Les présupposés et autres raccourcis sans vergogne sont hélas légion. Et ils ont également généralement la vie dure. Parmi ceux-ci, la tentation vive d’assimiler à bon compte libéralisme et matérialisme. Nous allons tenter brièvement de montrer en quoi cela est faux et infondé.

Septième volet de la série « Ce que le libéralisme n’est pas ».

Qu’est-ce que le matérialisme ?

Je ne me lancerai pas dans une approche académique, s’appuyant sur des théories complexes telles que le matérialisme historique par exemple ou d’autres conceptions philosophiques. Pas plus que je ne chercherai à me référer à des définitions sophistiquées. Mes propos se veulent simples et concrets. Le reste appartient ensuite au débat.

De manière simple, donc, et instantanément, on peut penser que par matérialisme on entend la recherche par un individu de la possession ou de la richesse matérielle et, plus encore, l’attachement qu’il peut ressentir à l’égard de ces possessions, qui peut aller jusqu’à une forme de dépendance.
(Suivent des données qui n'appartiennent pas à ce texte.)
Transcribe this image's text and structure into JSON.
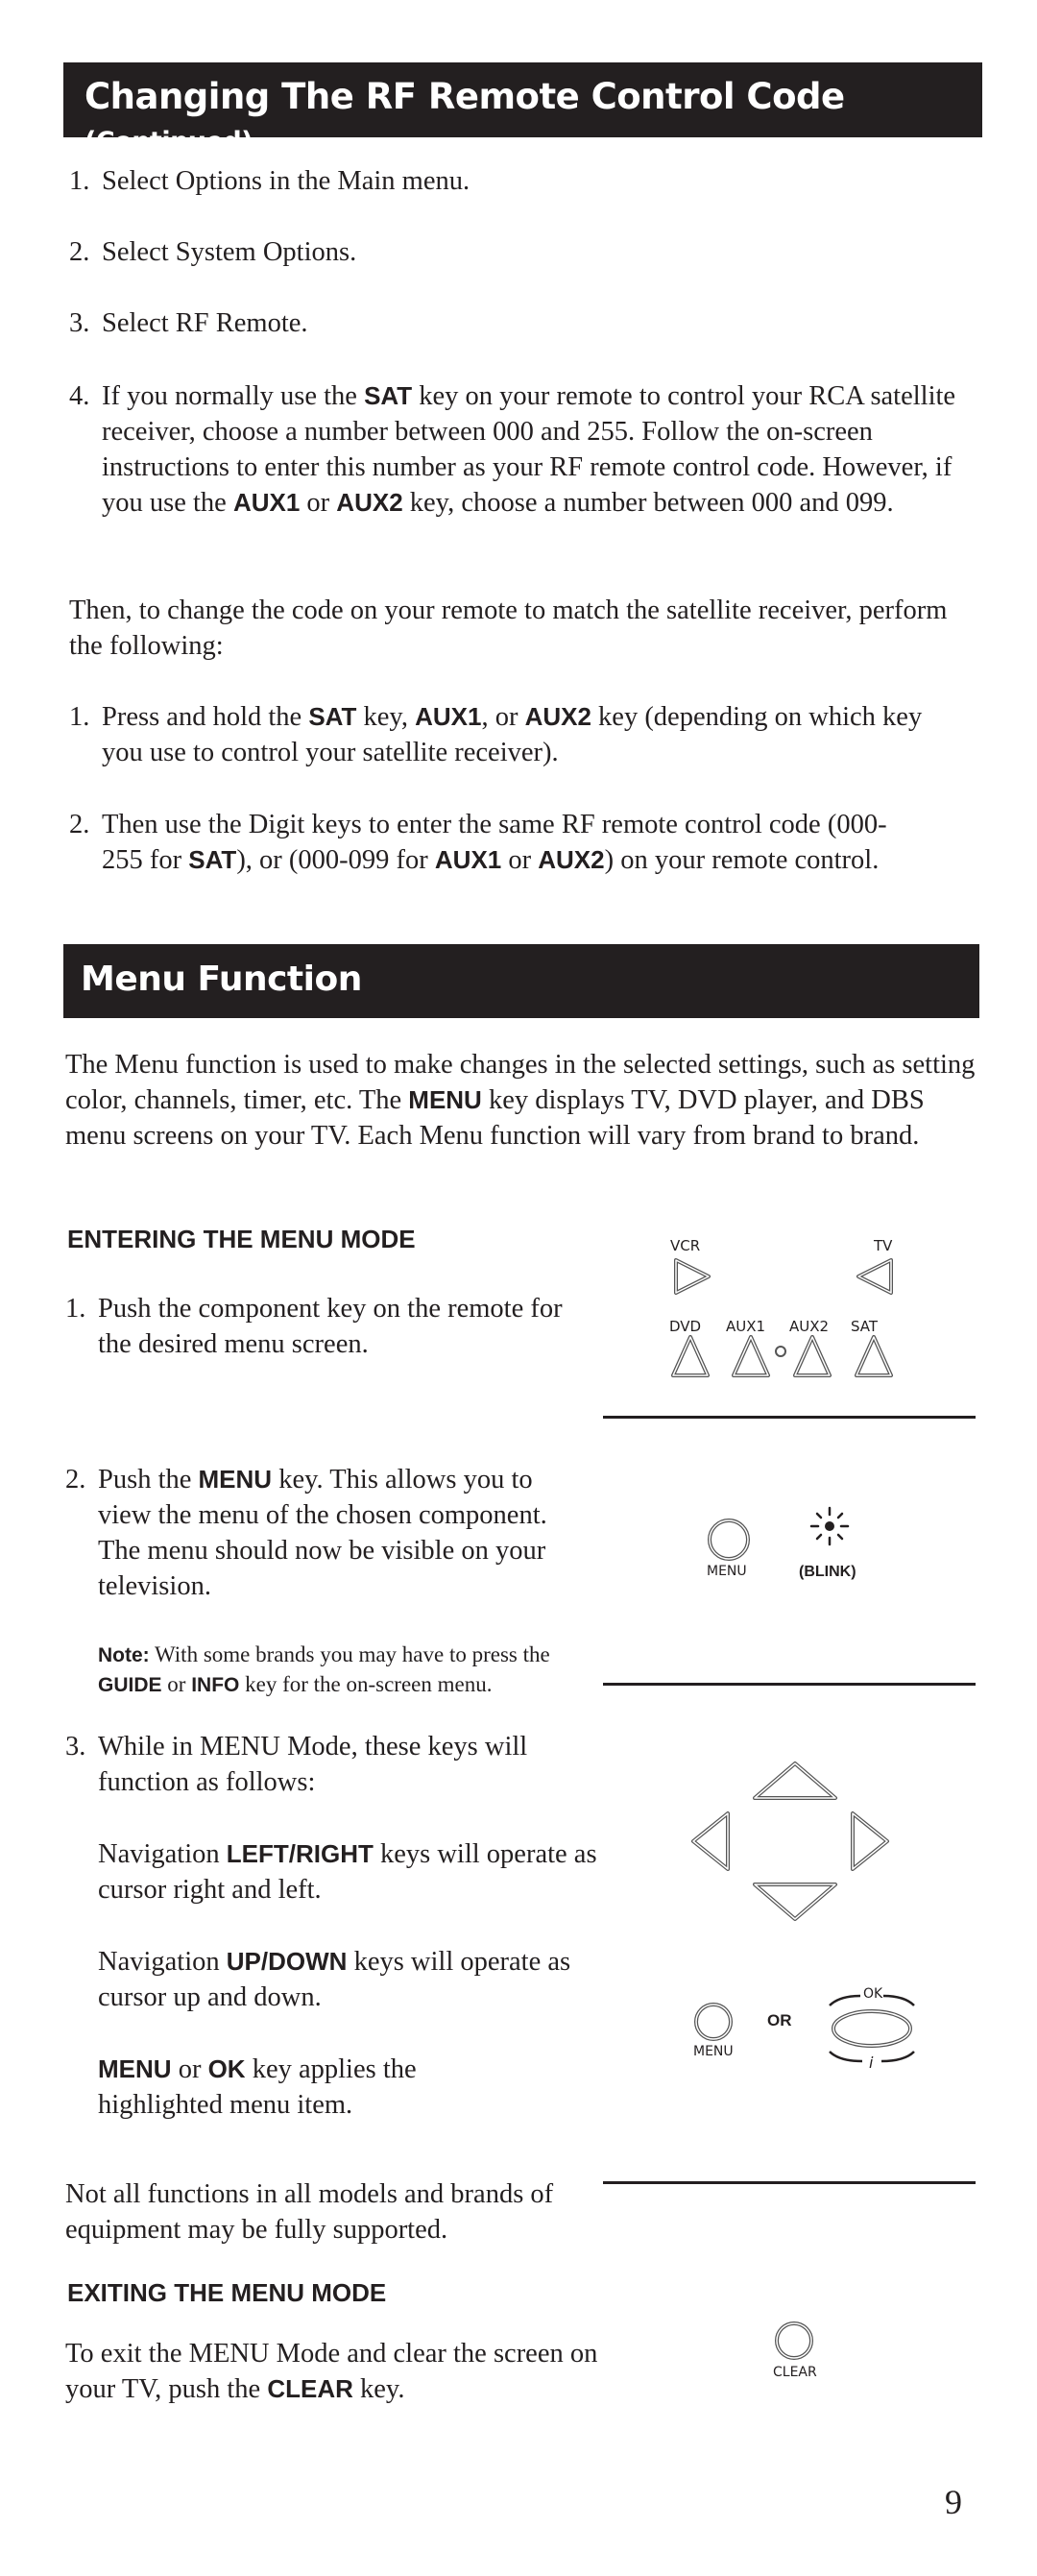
{
  "section1": {
    "title": "Changing The RF Remote Control Code",
    "title_suffix": "(Continued)",
    "steps": [
      {
        "num": "1.",
        "text": "Select Options in the Main menu."
      },
      {
        "num": "2.",
        "text": "Select System Options."
      },
      {
        "num": "3.",
        "text": "Select RF Remote."
      }
    ],
    "step4": {
      "num": "4.",
      "t1": "If you normally use the ",
      "k1": "SAT",
      "t2": " key on your remote to control your RCA satellite receiver, choose a number between 000 and 255. Follow the on-screen instructions to enter this number as your RF remote control code. However, if you use the ",
      "k2": "AUX1",
      "t3": " or ",
      "k3": "AUX2",
      "t4": " key, choose a number between 000 and 099."
    },
    "then_text": "Then, to change the code on your remote to match the satellite receiver, perform the following:",
    "substep1": {
      "num": "1.",
      "t1": "Press and hold the ",
      "k1": "SAT",
      "t2": " key, ",
      "k2": "AUX1",
      "t3": ", or ",
      "k3": "AUX2",
      "t4": " key (depending on which key you use to control your satellite receiver)."
    },
    "substep2": {
      "num": "2.",
      "t1": "Then use the Digit keys to enter the same RF remote control code (000-255 for ",
      "k1": "SAT",
      "t2": "), or (000-099 for ",
      "k2": "AUX1",
      "t3": " or ",
      "k3": "AUX2",
      "t4": ") on your remote control."
    }
  },
  "section2": {
    "title": "Menu Function",
    "intro": {
      "t1": "The Menu function is used to make changes in the selected settings, such as setting color, channels, timer, etc. The ",
      "k1": "MENU",
      "t2": " key displays TV, DVD player, and DBS menu screens on your TV. Each Menu function will vary from brand to brand."
    },
    "entering_heading": "ENTERING THE MENU MODE",
    "step1": {
      "num": "1.",
      "text": "Push the component key on the remote for the desired menu screen."
    },
    "component_keys": {
      "vcr": "VCR",
      "tv": "TV",
      "dvd": "DVD",
      "aux1": "AUX1",
      "aux2": "AUX2",
      "sat": "SAT"
    },
    "step2": {
      "num": "2.",
      "t1": "Push the ",
      "k1": "MENU",
      "t2": " key. This allows you to view the menu of the chosen component. The menu should now be visible on your television."
    },
    "note": {
      "label": "Note:",
      "t1": " With some brands you may have to press the ",
      "k1": "GUIDE",
      "t2": " or ",
      "k2": "INFO",
      "t3": " key for the on-screen menu."
    },
    "menu_key_label": "MENU",
    "blink_label": "(BLINK)",
    "step3": {
      "num": "3.",
      "text": "While in MENU Mode, these keys will function as follows:"
    },
    "nav_lr": {
      "t1": "Navigation ",
      "k1": "LEFT/RIGHT",
      "t2": " keys will operate as cursor right and left."
    },
    "nav_ud": {
      "t1": "Navigation ",
      "k1": "UP/DOWN",
      "t2": " keys will operate as cursor up and down."
    },
    "apply": {
      "k1": "MENU",
      "t1": " or ",
      "k2": "OK",
      "t2": " key applies the highlighted menu item."
    },
    "or_label": "OR",
    "ok_label": "OK",
    "info_label": "i",
    "support_note": "Not all functions in all models and brands of equipment may be fully supported.",
    "exiting_heading": "EXITING THE MENU MODE",
    "exit": {
      "t1": "To exit the MENU Mode and clear the screen on your TV, push the ",
      "k1": "CLEAR",
      "t2": " key."
    },
    "clear_key_label": "CLEAR"
  },
  "page_number": "9"
}
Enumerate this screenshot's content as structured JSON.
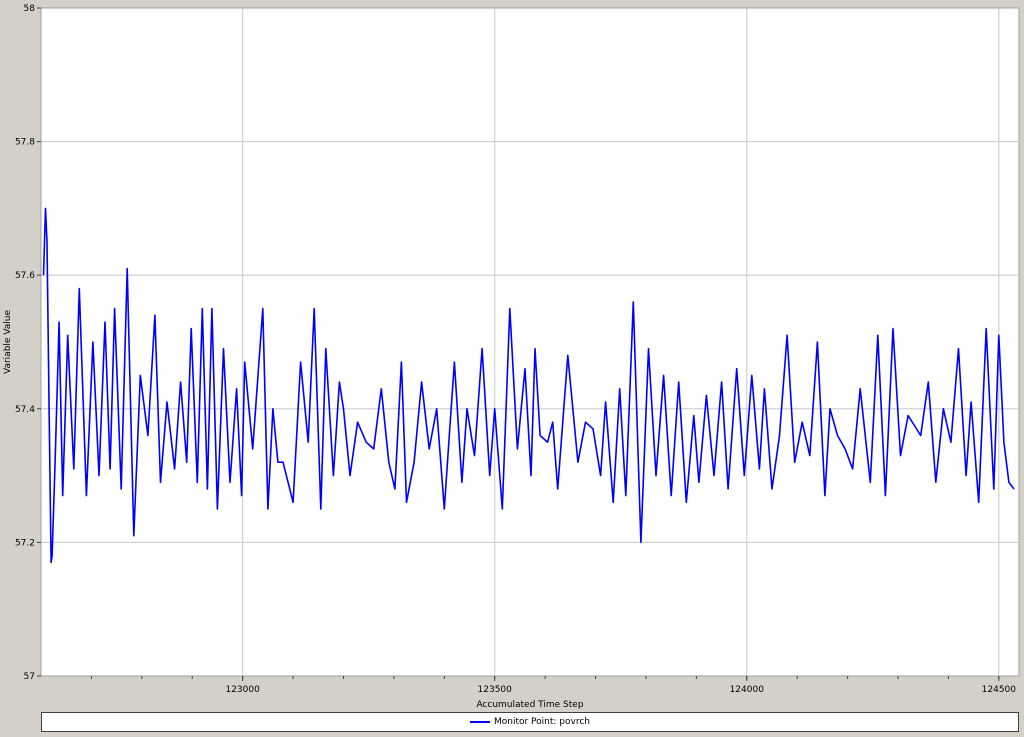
{
  "chart_data": {
    "type": "line",
    "title": "",
    "xlabel": "Accumulated Time Step",
    "ylabel": "Variable Value",
    "xlim": [
      122600,
      124540
    ],
    "ylim": [
      57.0,
      58.0
    ],
    "grid": true,
    "legend_position": "bottom",
    "x_ticks": [
      123000,
      123500,
      124000,
      124500
    ],
    "y_ticks": [
      57,
      57.2,
      57.4,
      57.6,
      57.8,
      58
    ],
    "y_tick_labels": [
      "57",
      "57.2",
      "57.4",
      "57.6",
      "57.8",
      "58"
    ],
    "series": [
      {
        "name": "Monitor Point: povrch",
        "color": "#0000ff",
        "x": [
          122605,
          122609,
          122612,
          122616,
          122620,
          122622,
          122628,
          122636,
          122643,
          122653,
          122665,
          122676,
          122690,
          122703,
          122715,
          122727,
          122737,
          122746,
          122759,
          122771,
          122784,
          122797,
          122812,
          122826,
          122837,
          122850,
          122865,
          122877,
          122889,
          122898,
          122910,
          122920,
          122930,
          122939,
          122950,
          122962,
          122975,
          122988,
          122998,
          123004,
          123020,
          123040,
          123050,
          123060,
          123070,
          123080,
          123100,
          123115,
          123130,
          123142,
          123155,
          123165,
          123180,
          123192,
          123200,
          123213,
          123228,
          123245,
          123260,
          123275,
          123290,
          123302,
          123315,
          123325,
          123340,
          123355,
          123370,
          123385,
          123400,
          123410,
          123420,
          123435,
          123445,
          123460,
          123475,
          123490,
          123500,
          123515,
          123530,
          123545,
          123560,
          123572,
          123580,
          123590,
          123605,
          123615,
          123625,
          123645,
          123665,
          123680,
          123695,
          123710,
          123720,
          123735,
          123748,
          123760,
          123775,
          123790,
          123805,
          123820,
          123835,
          123850,
          123865,
          123880,
          123895,
          123905,
          123920,
          123935,
          123950,
          123963,
          123980,
          123995,
          124010,
          124025,
          124035,
          124050,
          124065,
          124080,
          124095,
          124110,
          124125,
          124140,
          124155,
          124165,
          124180,
          124195,
          124210,
          124225,
          124245,
          124260,
          124275,
          124290,
          124305,
          124320,
          124345,
          124360,
          124375,
          124390,
          124405,
          124420,
          124435,
          124445,
          124460,
          124475,
          124490,
          124500,
          124510,
          124520,
          124530
        ],
        "values": [
          57.6,
          57.7,
          57.65,
          57.4,
          57.17,
          57.18,
          57.32,
          57.53,
          57.27,
          57.51,
          57.31,
          57.58,
          57.27,
          57.5,
          57.3,
          57.53,
          57.31,
          57.55,
          57.28,
          57.61,
          57.21,
          57.45,
          57.36,
          57.54,
          57.29,
          57.41,
          57.31,
          57.44,
          57.32,
          57.52,
          57.29,
          57.55,
          57.28,
          57.55,
          57.25,
          57.49,
          57.29,
          57.43,
          57.27,
          57.47,
          57.34,
          57.55,
          57.25,
          57.4,
          57.32,
          57.32,
          57.26,
          57.47,
          57.35,
          57.55,
          57.25,
          57.49,
          57.3,
          57.44,
          57.4,
          57.3,
          57.38,
          57.35,
          57.34,
          57.43,
          57.32,
          57.28,
          57.47,
          57.26,
          57.32,
          57.44,
          57.34,
          57.4,
          57.25,
          57.36,
          57.47,
          57.29,
          57.4,
          57.33,
          57.49,
          57.3,
          57.4,
          57.25,
          57.55,
          57.34,
          57.46,
          57.3,
          57.49,
          57.36,
          57.35,
          57.38,
          57.28,
          57.48,
          57.32,
          57.38,
          57.37,
          57.3,
          57.41,
          57.26,
          57.43,
          57.27,
          57.56,
          57.2,
          57.49,
          57.3,
          57.45,
          57.27,
          57.44,
          57.26,
          57.39,
          57.29,
          57.42,
          57.3,
          57.44,
          57.28,
          57.46,
          57.3,
          57.45,
          57.31,
          57.43,
          57.28,
          57.36,
          57.51,
          57.32,
          57.38,
          57.33,
          57.5,
          57.27,
          57.4,
          57.36,
          57.34,
          57.31,
          57.43,
          57.29,
          57.51,
          57.27,
          57.52,
          57.33,
          57.39,
          57.36,
          57.44,
          57.29,
          57.4,
          57.35,
          57.49,
          57.3,
          57.41,
          57.26,
          57.52,
          57.28,
          57.51,
          57.35,
          57.29,
          57.28
        ]
      }
    ]
  }
}
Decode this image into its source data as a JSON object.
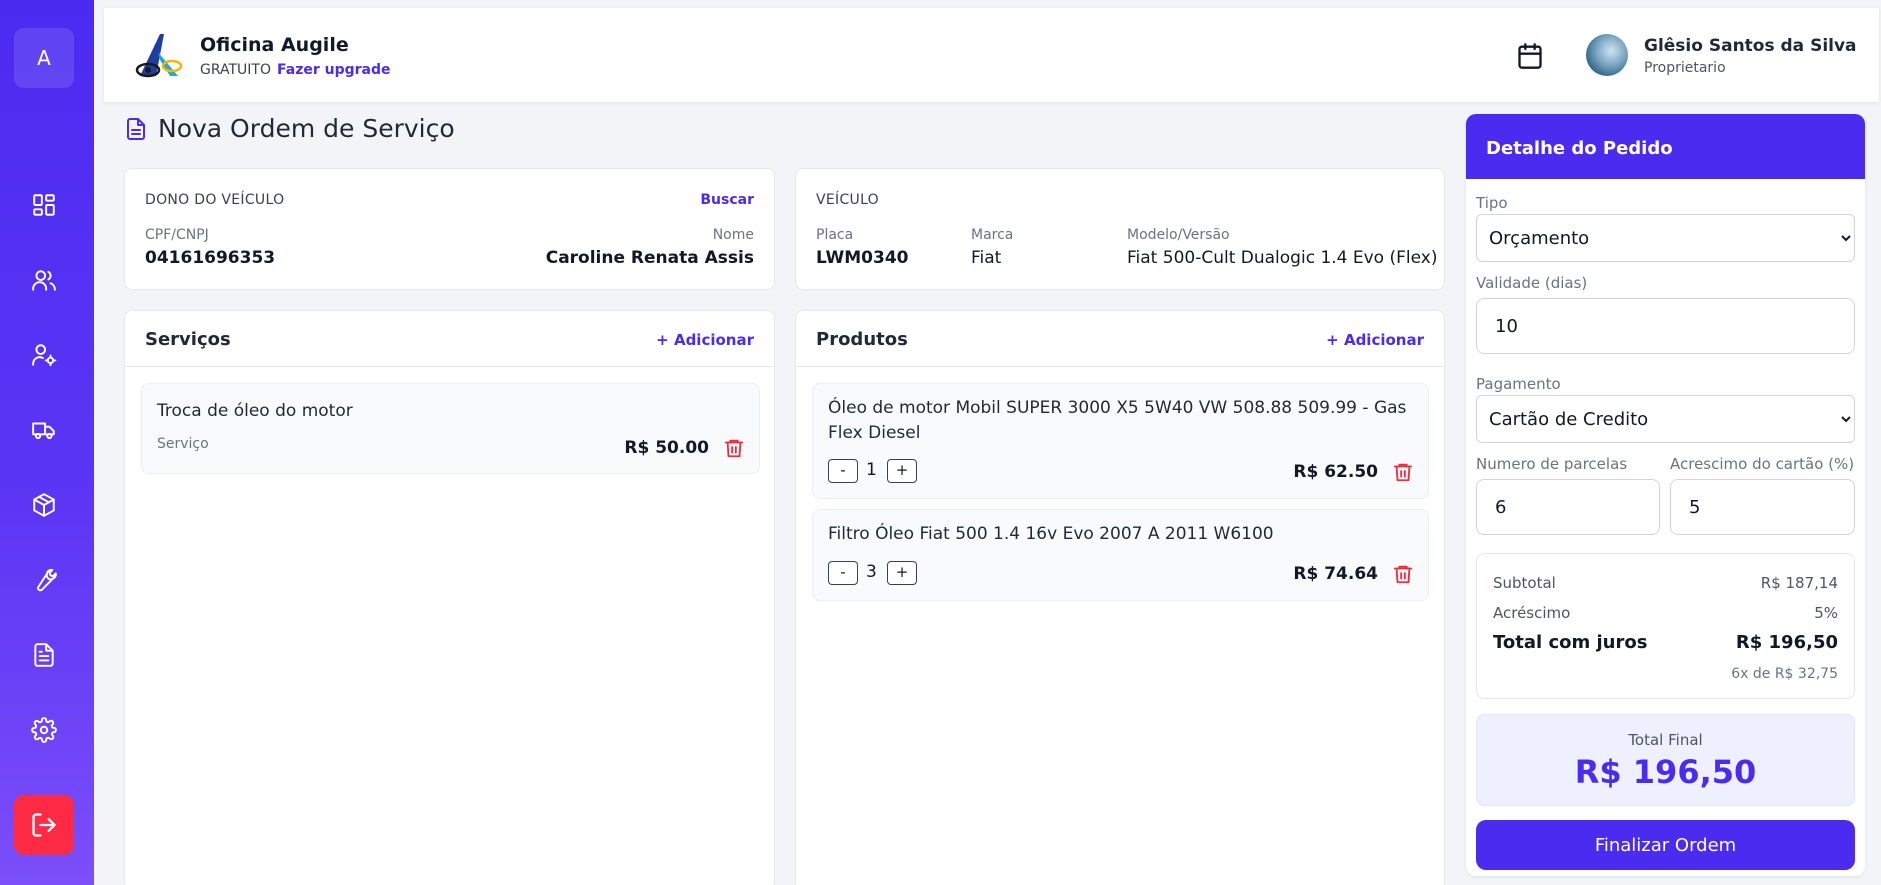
{
  "sidebar": {
    "avatar_letter": "A",
    "items": [
      {
        "icon": "dashboard-icon"
      },
      {
        "icon": "users-icon"
      },
      {
        "icon": "user-gear-icon"
      },
      {
        "icon": "truck-icon"
      },
      {
        "icon": "box-icon"
      },
      {
        "icon": "wrench-icon"
      },
      {
        "icon": "document-icon"
      },
      {
        "icon": "gear-icon"
      }
    ],
    "logout_icon": "logout-icon"
  },
  "header": {
    "brand_name": "Oficina Augile",
    "plan": "GRATUITO",
    "upgrade": "Fazer upgrade",
    "user_name": "Glêsio Santos da Silva",
    "user_role": "Proprietario"
  },
  "page": {
    "title": "Nova Ordem de Serviço"
  },
  "owner": {
    "label": "DONO DO VEÍCULO",
    "search": "Buscar",
    "doc_label": "CPF/CNPJ",
    "doc_value": "04161696353",
    "name_label": "Nome",
    "name_value": "Caroline Renata Assis"
  },
  "vehicle": {
    "label": "VEÍCULO",
    "plate_label": "Placa",
    "plate_value": "LWM0340",
    "brand_label": "Marca",
    "brand_value": "Fiat",
    "model_label": "Modelo/Versão",
    "model_value": "Fiat 500-Cult Dualogic 1.4 Evo (Flex)"
  },
  "services": {
    "title": "Serviços",
    "add": "+ Adicionar",
    "items": [
      {
        "name": "Troca de óleo do motor",
        "type": "Serviço",
        "price": "R$ 50.00"
      }
    ]
  },
  "products": {
    "title": "Produtos",
    "add": "+ Adicionar",
    "minus": "-",
    "plus": "+",
    "items": [
      {
        "name": "Óleo de motor Mobil SUPER 3000 X5 5W40 VW 508.88 509.99 - Gas Flex Diesel",
        "qty": "1",
        "price": "R$ 62.50"
      },
      {
        "name": "Filtro Óleo Fiat 500 1.4 16v Evo 2007 A 2011 W6100",
        "qty": "3",
        "price": "R$ 74.64"
      }
    ]
  },
  "order": {
    "title": "Detalhe do Pedido",
    "type_label": "Tipo",
    "type_value": "Orçamento",
    "validity_label": "Validade (dias)",
    "validity_value": "10",
    "payment_label": "Pagamento",
    "payment_value": "Cartão de Credito",
    "installments_label": "Numero de parcelas",
    "installments_value": "6",
    "card_fee_label": "Acrescimo do cartão (%)",
    "card_fee_value": "5",
    "subtotal_label": "Subtotal",
    "subtotal_value": "R$ 187,14",
    "surcharge_label": "Acréscimo",
    "surcharge_value": "5%",
    "total_interest_label": "Total com juros",
    "total_interest_value": "R$ 196,50",
    "installment_text": "6x de R$ 32,75",
    "final_label": "Total Final",
    "final_value": "R$ 196,50",
    "finish_button": "Finalizar Ordem"
  },
  "colors": {
    "accent": "#4a2bef",
    "danger": "#ef2b3d",
    "logout": "#ff2b45"
  }
}
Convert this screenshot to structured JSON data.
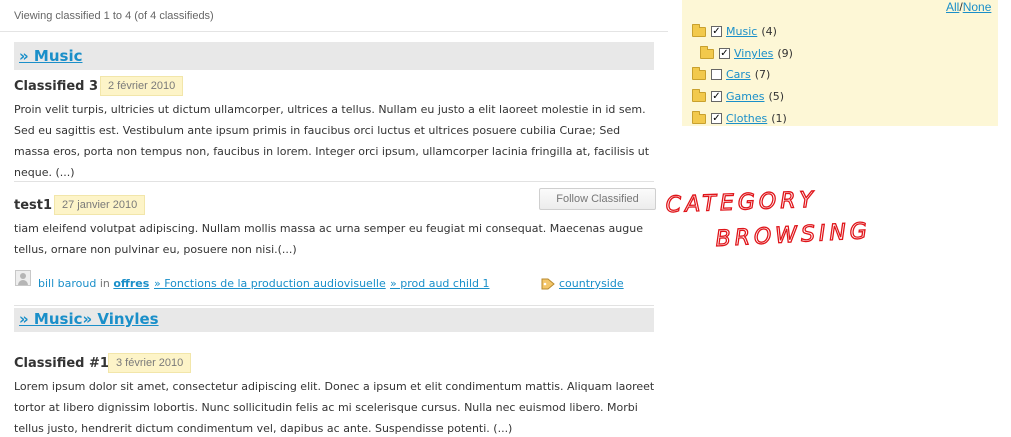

Aussi vieille que le monde, cette tentation est indépendante de toute théorie philosophique et relève de certains instincts ou de sensations de manque qui peuvent conduire certaines personnes plus que d’autres, en fonction de leur vécu notamment,  à l’éprouver de manière naturelle ou à en faire une obsession.

Le matérialisme, est-ce mal ?

Rares sont les humains qui peuvent affirmer ne pas du tout être matérialistes. Vivre simplement d’amour et d’eau fraîche ne peut raisonnablement être réservé qu’à un petit nombre d’individus dotés certainement d’une grande force de caractère et ayant l’aptitude à se débrouiller entièrement seuls. La plupart du temps, nous cherchons à devenir propriétaires de certains objets, si possible d’un logement, et nous travaillons puis échangeons.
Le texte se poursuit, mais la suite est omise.